Journalistes : vive la diversité sociale !

MARC EPSTEIN

Marc Epstein est président de l’association La Chance, principal dispositif Egalité des chances dans le journalisme, créé il y a près de vingt ans. D’origine franco-britannique, cet ancien de la BBC et d’Associated Press a longtemps été grand reporter puis rédacteur en chef du service Monde de L’Express.

Il est l’auteur de plusieurs ouvrages, dont Ils ont assassiné Massoud (Robert Laffont), avec Jean-Marie Pontaut, et de Cachemire, le paradis oublié (Chêne), avec Marie Dorigny.

Pouvez-vous nous présenter la genèse de La Chance et ses missions ?

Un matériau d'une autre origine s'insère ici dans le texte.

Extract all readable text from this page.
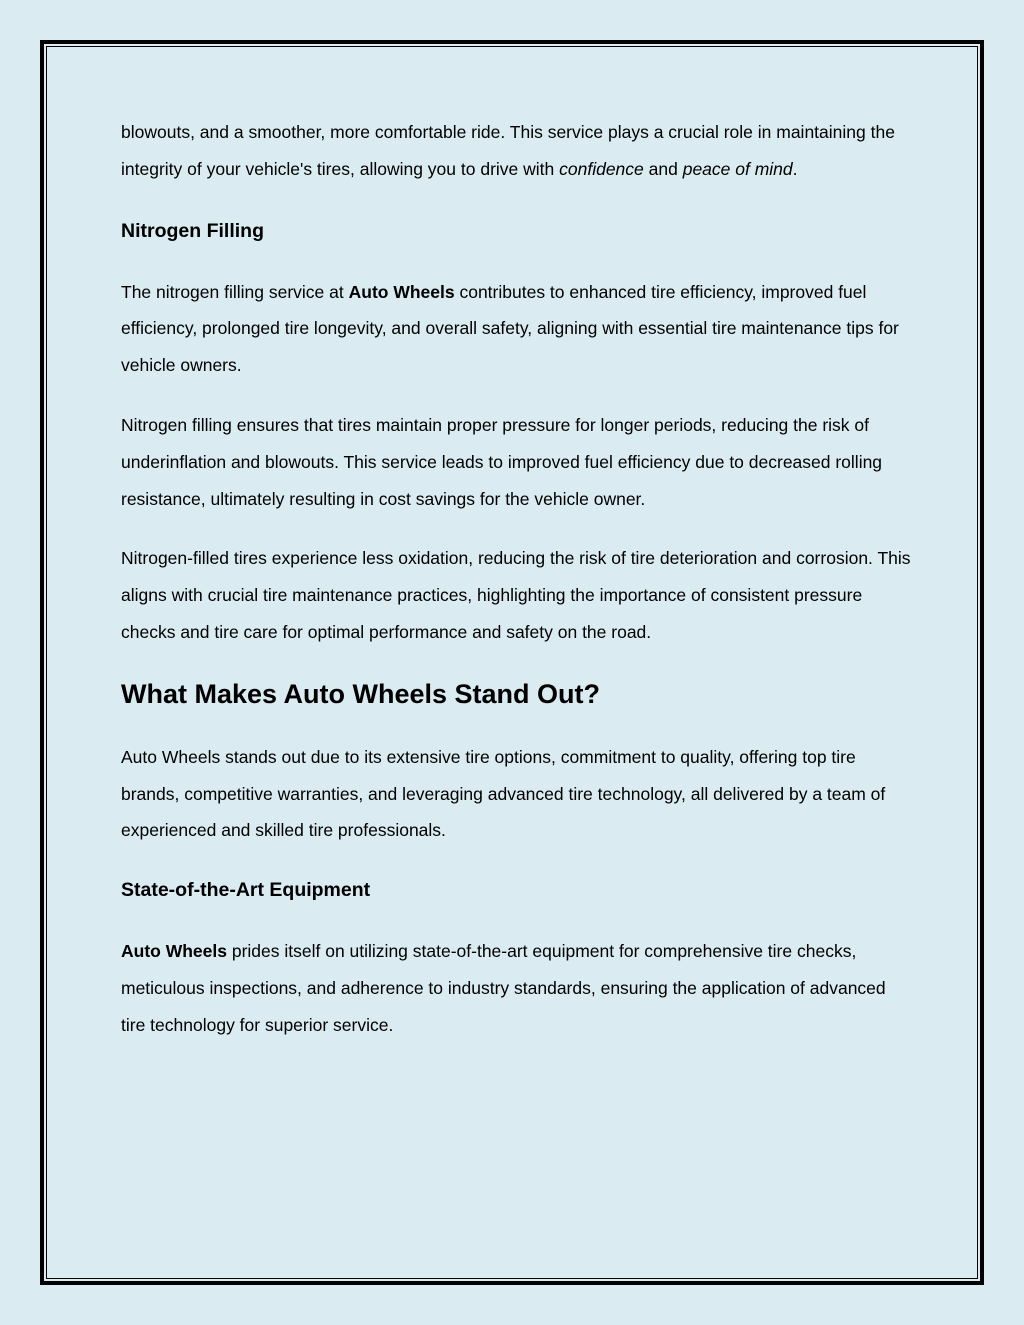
blowouts, and a smoother, more comfortable ride. This service plays a crucial role in maintaining the integrity of your vehicle's tires, allowing you to drive with confidence and peace of mind.

Nitrogen Filling

The nitrogen filling service at Auto Wheels contributes to enhanced tire efficiency, improved fuel efficiency, prolonged tire longevity, and overall safety, aligning with essential tire maintenance tips for vehicle owners.

Nitrogen filling ensures that tires maintain proper pressure for longer periods, reducing the risk of underinflation and blowouts. This service leads to improved fuel efficiency due to decreased rolling resistance, ultimately resulting in cost savings for the vehicle owner.

Nitrogen-filled tires experience less oxidation, reducing the risk of tire deterioration and corrosion. This aligns with crucial tire maintenance practices, highlighting the importance of consistent pressure checks and tire care for optimal performance and safety on the road.

What Makes Auto Wheels Stand Out?

Auto Wheels stands out due to its extensive tire options, commitment to quality, offering top tire brands, competitive warranties, and leveraging advanced tire technology, all delivered by a team of experienced and skilled tire professionals.

State-of-the-Art Equipment

Auto Wheels prides itself on utilizing state-of-the-art equipment for comprehensive tire checks, meticulous inspections, and adherence to industry standards, ensuring the application of advanced tire technology for superior service.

En 2007, un groupe de jeunes journalistes en début de carrière découvre le manque de diversité sociale dans la profession : dans les rédactions, nombre de leurs collègues ont grandi à Paris et sont issus des classes moyennes ou supérieures. Pas idéal pour raconter la société française dans toute sa diversité ! En bons reporters, ils décident d’agir de manière concrète, sur le terrain.

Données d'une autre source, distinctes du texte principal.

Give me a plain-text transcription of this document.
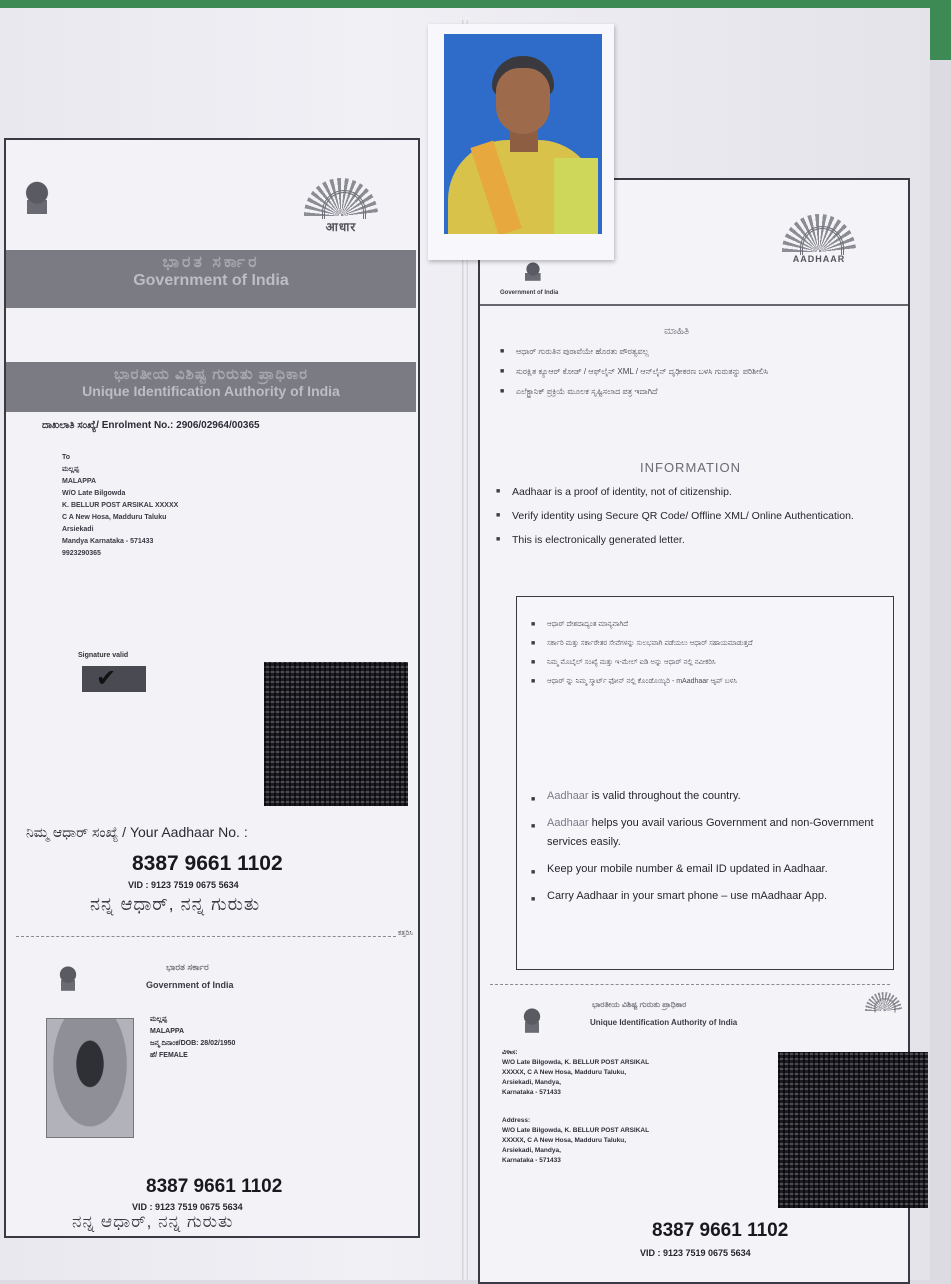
आधार
ಭಾರತ ಸರ್ಕಾರ
Government of India
ಭಾರತೀಯ ವಿಶಿಷ್ಟ ಗುರುತು ಪ್ರಾಧಿಕಾರ
Unique Identification Authority of India
ದಾಖಲಾತಿ ಸಂಖ್ಯೆ/ Enrolment No.: 2906/02964/00365
To
ಮಲ್ಲಪ್ಪ
MALAPPA
W/O Late Bilgowda
K. BELLUR POST ARSIKAL XXXXX
C A New Hosa, Madduru Taluku
Arsiekadi
Mandya Karnataka - 571433
9923290365
Signature valid
✔
ನಿಮ್ಮ ಆಧಾರ್ ಸಂಖ್ಯೆ / Your Aadhaar No. :
8387 9661 1102
VID : 9123 7519 0675 5634
ನನ್ನ ಆಧಾರ್, ನನ್ನ ಗುರುತು
ಕತ್ತರಿಸಿ
ಭಾರತ ಸರ್ಕಾರ
Government of India
ಮಲ್ಲಪ್ಪ
MALAPPA
ಜನ್ಮ ದಿನಾಂಕ/DOB: 28/02/1950
ಹೆ/ FEMALE
8387 9661 1102
VID : 9123 7519 0675 5634
ನನ್ನ ಆಧಾರ್, ನನ್ನ ಗುರುತು
AADHAAR
Government of India
ಮಾಹಿತಿ
■ ಆಧಾರ್ ಗುರುತಿನ ಪುರಾವೆಯೇ ಹೊರತು ಪೌರತ್ವವಲ್ಲ
■ ಸುರಕ್ಷಿತ ಕ್ಯೂಆರ್ ಕೋಡ್ / ಆಫ್‌ಲೈನ್ XML / ಆನ್‌ಲೈನ್ ದೃಢೀಕರಣ ಬಳಸಿ ಗುರುತನ್ನು ಪರಿಶೀಲಿಸಿ
■ ಎಲೆಕ್ಟ್ರಾನಿಕ್ ಪ್ರಕ್ರಿಯೆ ಮೂಲಕ ಸೃಷ್ಟಿಸಲಾದ ಪತ್ರ ಇದಾಗಿದೆ
INFORMATION
■ Aadhaar is a proof of identity, not of citizenship.
■ Verify identity using Secure QR Code/ Offline XML/ Online Authentication.
■ This is electronically generated letter.
■ ಆಧಾರ್ ದೇಶದಾದ್ಯಂತ ಮಾನ್ಯವಾಗಿದೆ
■ ಸರ್ಕಾರಿ ಮತ್ತು ಸರ್ಕಾರೇತರ ಸೇವೆಗಳನ್ನು ಸುಲಭವಾಗಿ ಪಡೆಯಲು ಆಧಾರ್ ಸಹಾಯಮಾಡುತ್ತದೆ
■ ನಿಮ್ಮ ಮೊಬೈಲ್ ಸಂಖ್ಯೆ ಮತ್ತು ಇ-ಮೇಲ್ ಐಡಿ ಅನ್ನು ಆಧಾರ್ ನಲ್ಲಿ ನವೀಕರಿಸಿ
■ ಆಧಾರ್ ನ್ನು ನಿಮ್ಮ ಸ್ಮಾರ್ಟ್ ಫೋನ್ ನಲ್ಲಿ ಕೊಂಡೊಯ್ಯಿರಿ - mAadhaar ಆ್ಯಪ್ ಬಳಸಿ
■ Aadhaar is valid throughout the country.
■ Aadhaar helps you avail various Government and non-Government services easily.
■ Keep your mobile number & email ID updated in Aadhaar.
■ Carry Aadhaar in your smart phone – use mAadhaar App.
ಭಾರತೀಯ ವಿಶಿಷ್ಟ ಗುರುತು ಪ್ರಾಧಿಕಾರ
Unique Identification Authority of India
ವಿಳಾಸ:
W/O Late Bilgowda, K. BELLUR POST ARSIKAL
XXXXX, C A New Hosa, Madduru Taluku,
Arsiekadi, Mandya,
Karnataka - 571433
Address:
W/O Late Bilgowda, K. BELLUR POST ARSIKAL
XXXXX, C A New Hosa, Madduru Taluku,
Arsiekadi, Mandya,
Karnataka - 571433
8387 9661 1102
VID : 9123 7519 0675 5634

Ainsi est née la première Prépa 100% gratuite du secteur : durant huit mois, des journalistes professionnels accompagnent des étudiants boursiers candidats aux concours des écoles. Près de vingt ans plus tard, le cœur du dispositif est inchangé car ce mentorat a fait ses preuves.

Désormais, notre action s’étend au-delà de la Prépa. L’association accompagne l’insertion professionnelle de ses Anciens. Nous rémunérons aussi des centaines d’entre eux afin qu’ils interviennent, notamment dans les collèges et les lycées, pour expliquer la pratique journalistique, distinguer les médias des réseaux sociaux, lutter contre les rumeurs, le complotisme, les fausses nouvelles. Bref, nous avons beaucoup grandi et c’est normal car les attentes sont immenses.

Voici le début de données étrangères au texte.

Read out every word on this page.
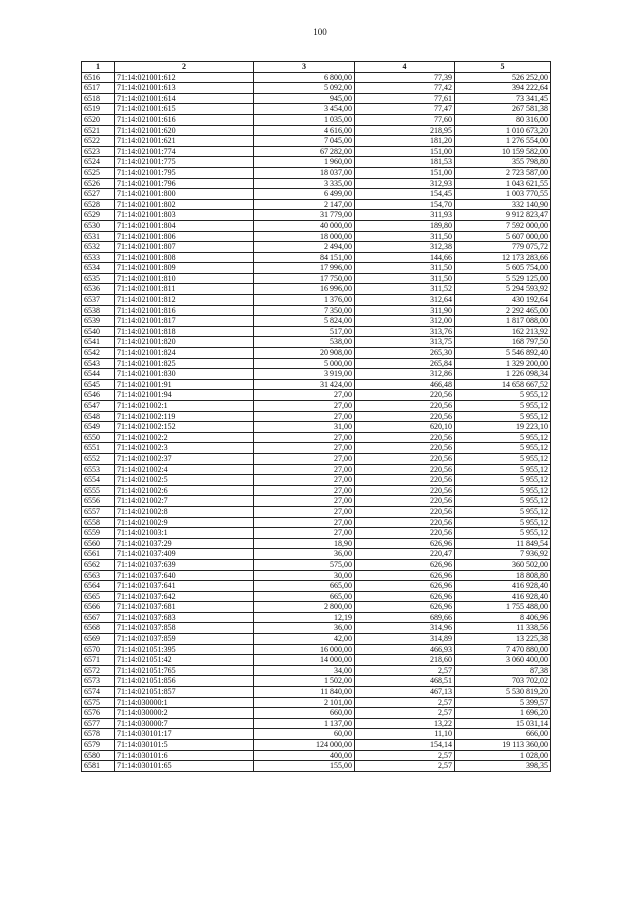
100
1	2	3	4	5
6516	71:14:021001:612	6 800,00	77,39	526 252,00
6517	71:14:021001:613	5 092,00	77,42	394 222,64
6518	71:14:021001:614	945,00	77,61	73 341,45
6519	71:14:021001:615	3 454,00	77,47	267 581,38
6520	71:14:021001:616	1 035,00	77,60	80 316,00
6521	71:14:021001:620	4 616,00	218,95	1 010 673,20
6522	71:14:021001:621	7 045,00	181,20	1 276 554,00
6523	71:14:021001:774	67 282,00	151,00	10 159 582,00
6524	71:14:021001:775	1 960,00	181,53	355 798,80
6525	71:14:021001:795	18 037,00	151,00	2 723 587,00
6526	71:14:021001:796	3 335,00	312,93	1 043 621,55
6527	71:14:021001:800	6 499,00	154,45	1 003 770,55
6528	71:14:021001:802	2 147,00	154,70	332 140,90
6529	71:14:021001:803	31 779,00	311,93	9 912 823,47
6530	71:14:021001:804	40 000,00	189,80	7 592 000,00
6531	71:14:021001:806	18 000,00	311,50	5 607 000,00
6532	71:14:021001:807	2 494,00	312,38	779 075,72
6533	71:14:021001:808	84 151,00	144,66	12 173 283,66
6534	71:14:021001:809	17 996,00	311,50	5 605 754,00
6535	71:14:021001:810	17 750,00	311,50	5 529 125,00
6536	71:14:021001:811	16 996,00	311,52	5 294 593,92
6537	71:14:021001:812	1 376,00	312,64	430 192,64
6538	71:14:021001:816	7 350,00	311,90	2 292 465,00
6539	71:14:021001:817	5 824,00	312,00	1 817 088,00
6540	71:14:021001:818	517,00	313,76	162 213,92
6541	71:14:021001:820	538,00	313,75	168 797,50
6542	71:14:021001:824	20 908,00	265,30	5 546 892,40
6543	71:14:021001:825	5 000,00	265,84	1 329 200,00
6544	71:14:021001:830	3 919,00	312,86	1 226 098,34
6545	71:14:021001:91	31 424,00	466,48	14 658 667,52
6546	71:14:021001:94	27,00	220,56	5 955,12
6547	71:14:021002:1	27,00	220,56	5 955,12
6548	71:14:021002:119	27,00	220,56	5 955,12
6549	71:14:021002:152	31,00	620,10	19 223,10
6550	71:14:021002:2	27,00	220,56	5 955,12
6551	71:14:021002:3	27,00	220,56	5 955,12
6552	71:14:021002:37	27,00	220,56	5 955,12
6553	71:14:021002:4	27,00	220,56	5 955,12
6554	71:14:021002:5	27,00	220,56	5 955,12
6555	71:14:021002:6	27,00	220,56	5 955,12
6556	71:14:021002:7	27,00	220,56	5 955,12
6557	71:14:021002:8	27,00	220,56	5 955,12
6558	71:14:021002:9	27,00	220,56	5 955,12
6559	71:14:021003:1	27,00	220,56	5 955,12
6560	71:14:021037:29	18,90	626,96	11 849,54
6561	71:14:021037:409	36,00	220,47	7 936,92
6562	71:14:021037:639	575,00	626,96	360 502,00
6563	71:14:021037:640	30,00	626,96	18 808,80
6564	71:14:021037:641	665,00	626,96	416 928,40
6565	71:14:021037:642	665,00	626,96	416 928,40
6566	71:14:021037:681	2 800,00	626,96	1 755 488,00
6567	71:14:021037:683	12,19	689,66	8 406,96
6568	71:14:021037:858	36,00	314,96	11 338,56
6569	71:14:021037:859	42,00	314,89	13 225,38
6570	71:14:021051:395	16 000,00	466,93	7 470 880,00
6571	71:14:021051:42	14 000,00	218,60	3 060 400,00
6572	71:14:021051:765	34,00	2,57	87,38
6573	71:14:021051:856	1 502,00	468,51	703 702,02
6574	71:14:021051:857	11 840,00	467,13	5 530 819,20
6575	71:14:030000:1	2 101,00	2,57	5 399,57
6576	71:14:030000:2	660,00	2,57	1 696,20
6577	71:14:030000:7	1 137,00	13,22	15 031,14
6578	71:14:030101:17	60,00	11,10	666,00
6579	71:14:030101:5	124 000,00	154,14	19 113 360,00
6580	71:14:030101:6	400,00	2,57	1 028,00
6581	71:14:030101:65	155,00	2,57	398,35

Pour les bénéficiaires, c’est une question d’équité. Pour les médias, c’est la clé d’une couverture de qualité. Pour la démocratie, c’est la meilleure façon de défendre la crédibilité des journalistes et la légitimité des médias.

Comment accompagnez-vous concrètement les talents issus de la diversité sociale vers les métiers du journalisme ? Combien de candidats sont sélectionnés chaque année et quel est le taux de réussite ?

Dans sept villes de France, nos 350 journalistes bénévoles accompagnent une centaine d’étudiants boursiers, de niveau bac + 2 ou au-delà, souvent issus de quartiers prioritaires ou de zones rurales isolées. Tous les candidats à La Chance remplissent un dossier en ligne, puis nous les recevons pour un entretien en tête à tête ; cet échange est essentiel afin de jauger leur motivation. Les heureux élus bénéficient de 250 heures de formation. C’est une réussite remarquable : en moyenne, 2 étudiants sur 3 intègrent une école. Depuis 2007, sans faire de bruit, notre action de terrain facilite l’accès au métier à des jeunes dont le principal handicap était de « ne pas avoir les codes ». Dans les écoles de journalisme reconnues par la profession, les plus réputées, près de 1 étudiant sur 10 est issu de La Chance.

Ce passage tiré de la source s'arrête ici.